An Enhanced Zeroth-Order Stochastic Frank-Wolfe Framework for Constrained Finite-Sum Optimization
Ye, Haishan, Huang, Yinghui, Di, Hao, Chang, Xiangyu
We propose an enhanced zeroth-order stochastic Frank-Wolfe framework to address constrained finite-sum optimization problems, a structure prevalent in large-scale machine-learning applications. Our method introduces a novel double variance reduction framework that effectively reduces the gradient approximation variance induced by zeroth-order oracles and the stochastic sampling variance from finite-sum objectives. By leveraging this framework, our algorithm achieves significant improvements in query efficiency, making it particularly well-suited for high-dimensional optimization tasks.
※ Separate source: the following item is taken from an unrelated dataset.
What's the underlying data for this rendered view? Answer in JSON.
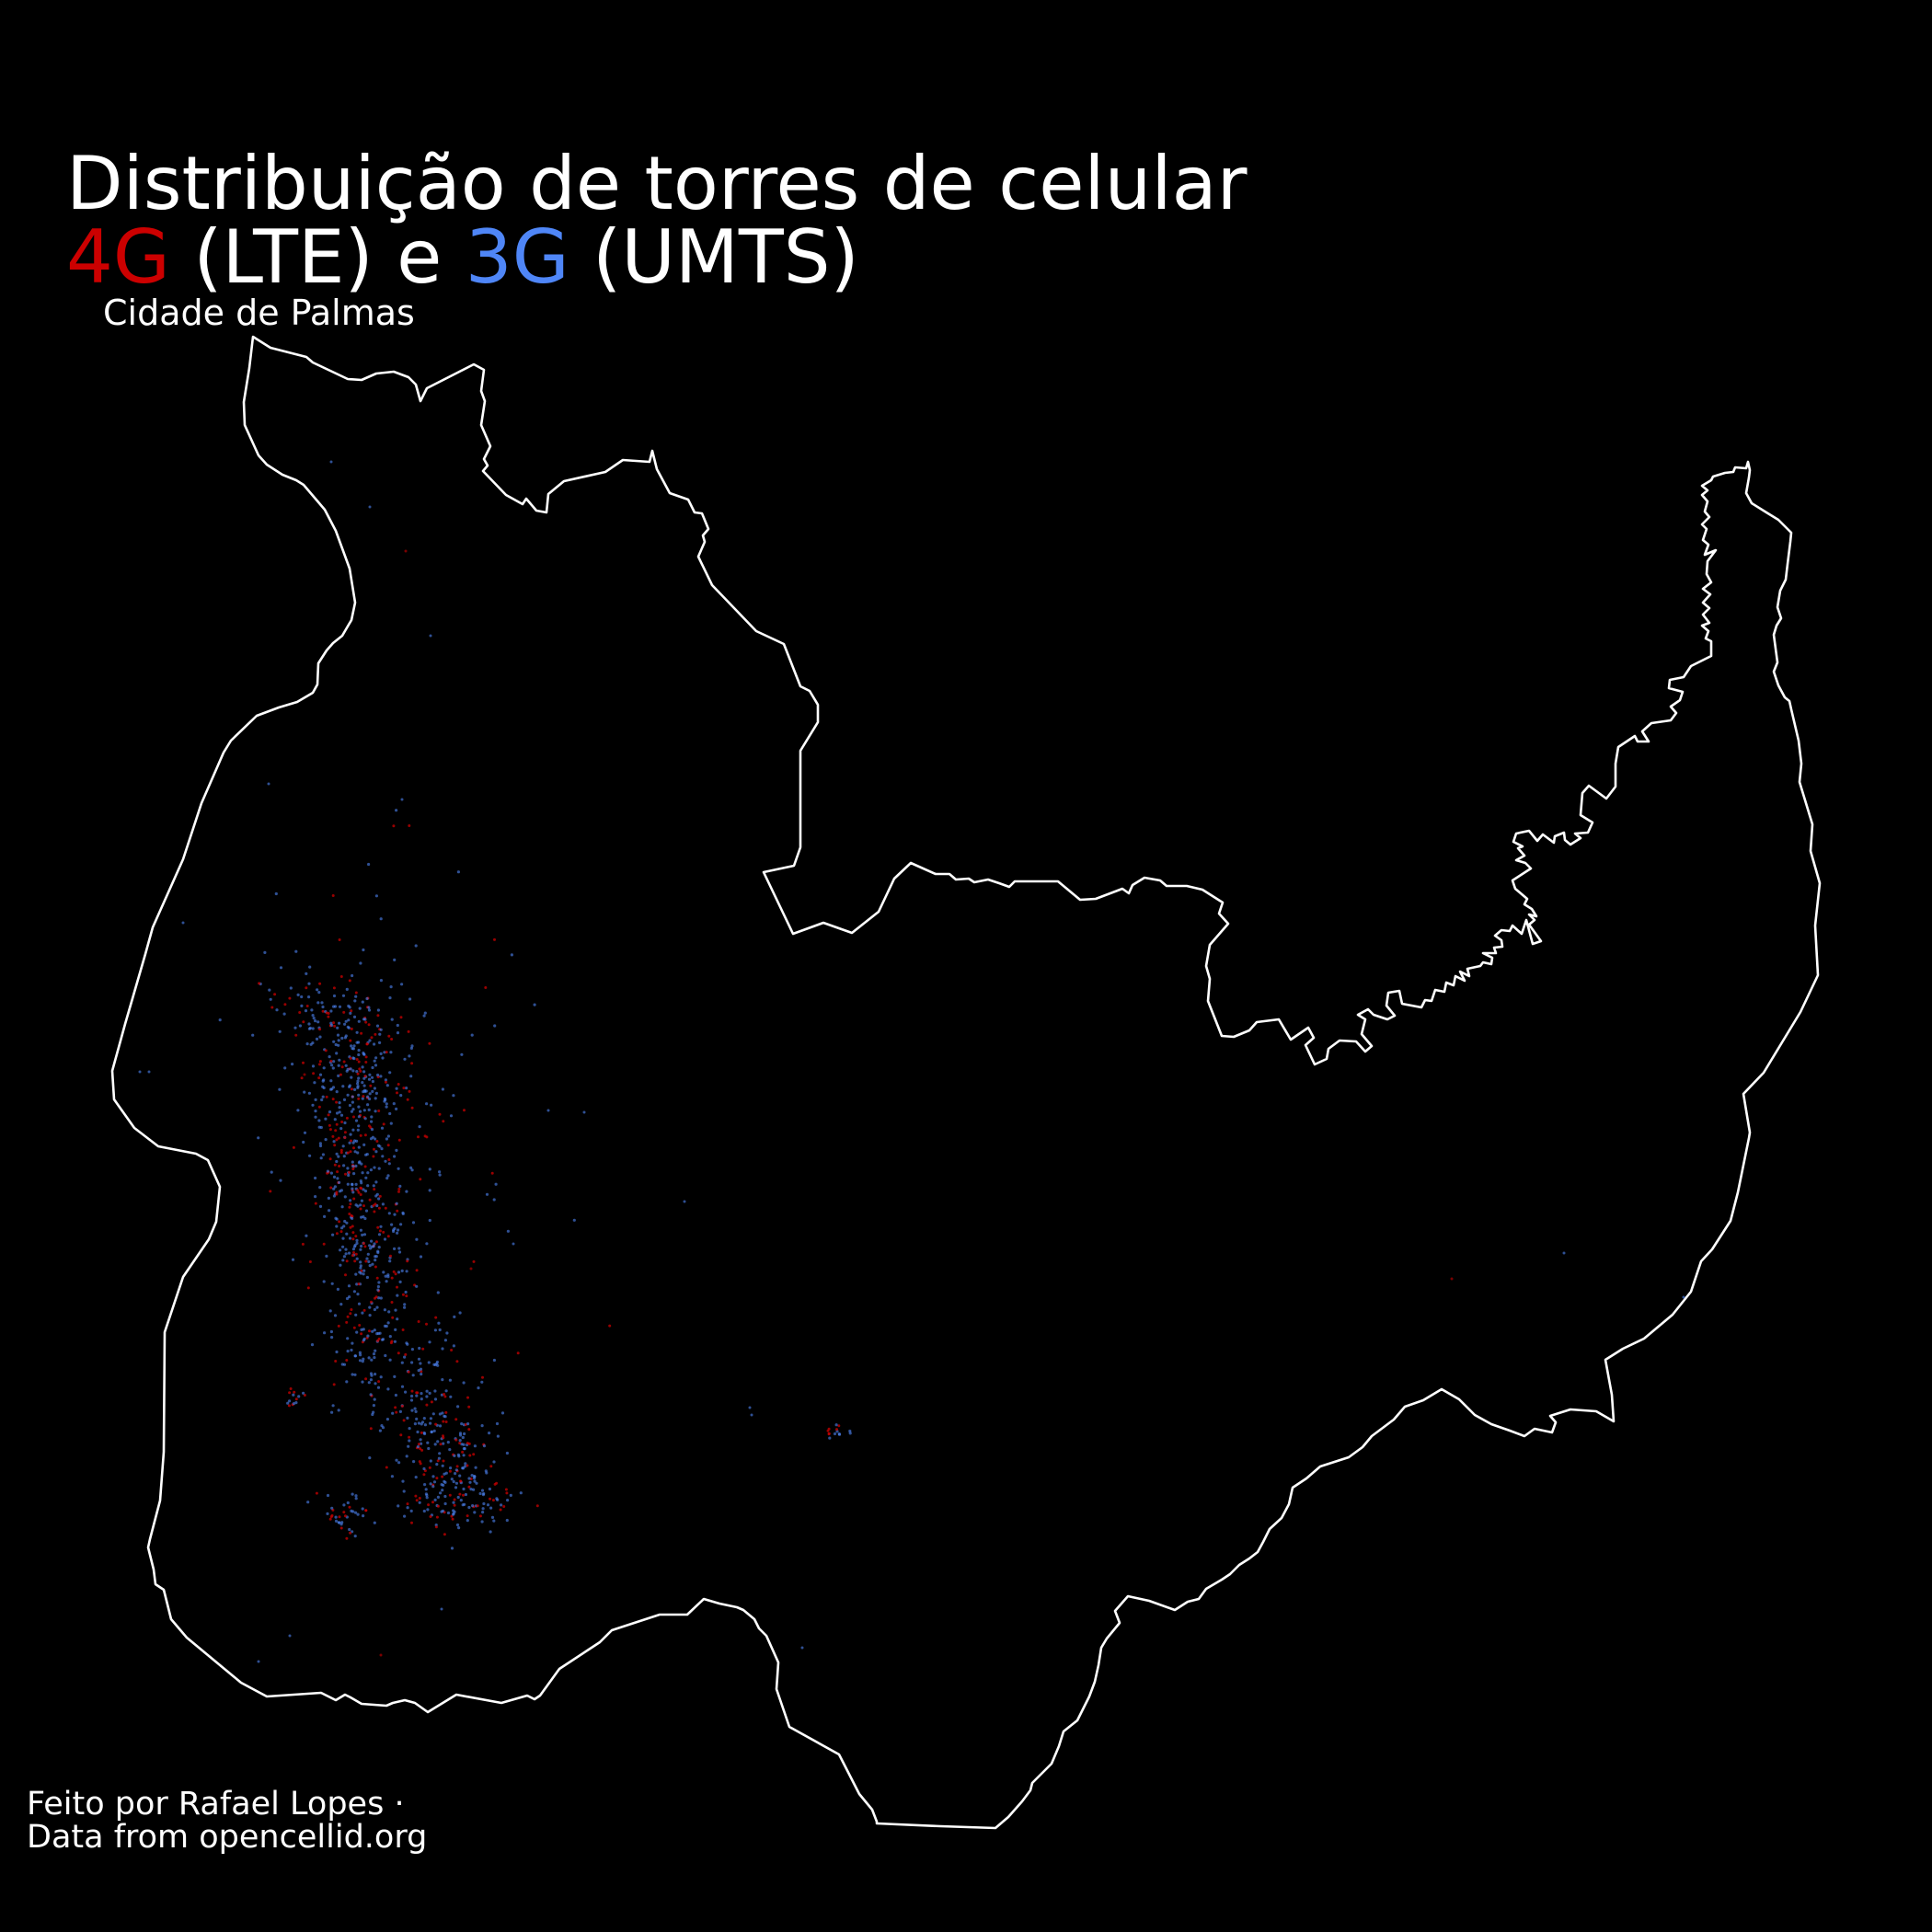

Specifically, for convex objectives, the algorithm achieves a query complexity of O(d \sqrt{n}/\epsilon ) to find an epsilon-suboptimal solution, where d is the dimensionality and n is the number of functions in the finite-sum objective. For non-convex objectives, it achieves a query complexity of O(d^{3/2}\sqrt{n}/\epsilon^2 ) without requiring the computation ofd partial derivatives at each iteration. These complexities are the best known among zeroth-order stochastic Frank-Wolfe algorithms that avoid explicit gradient calculations. Empirical experiments on convex and non-convex machine learning tasks, including sparse logistic regression, robust classification, and adversarial attacks on deep networks, validate the computational efficiency and scalability of our approach. Our algorithm demonstrates superior performance in both convergence rate and query complexity compared to existing methods.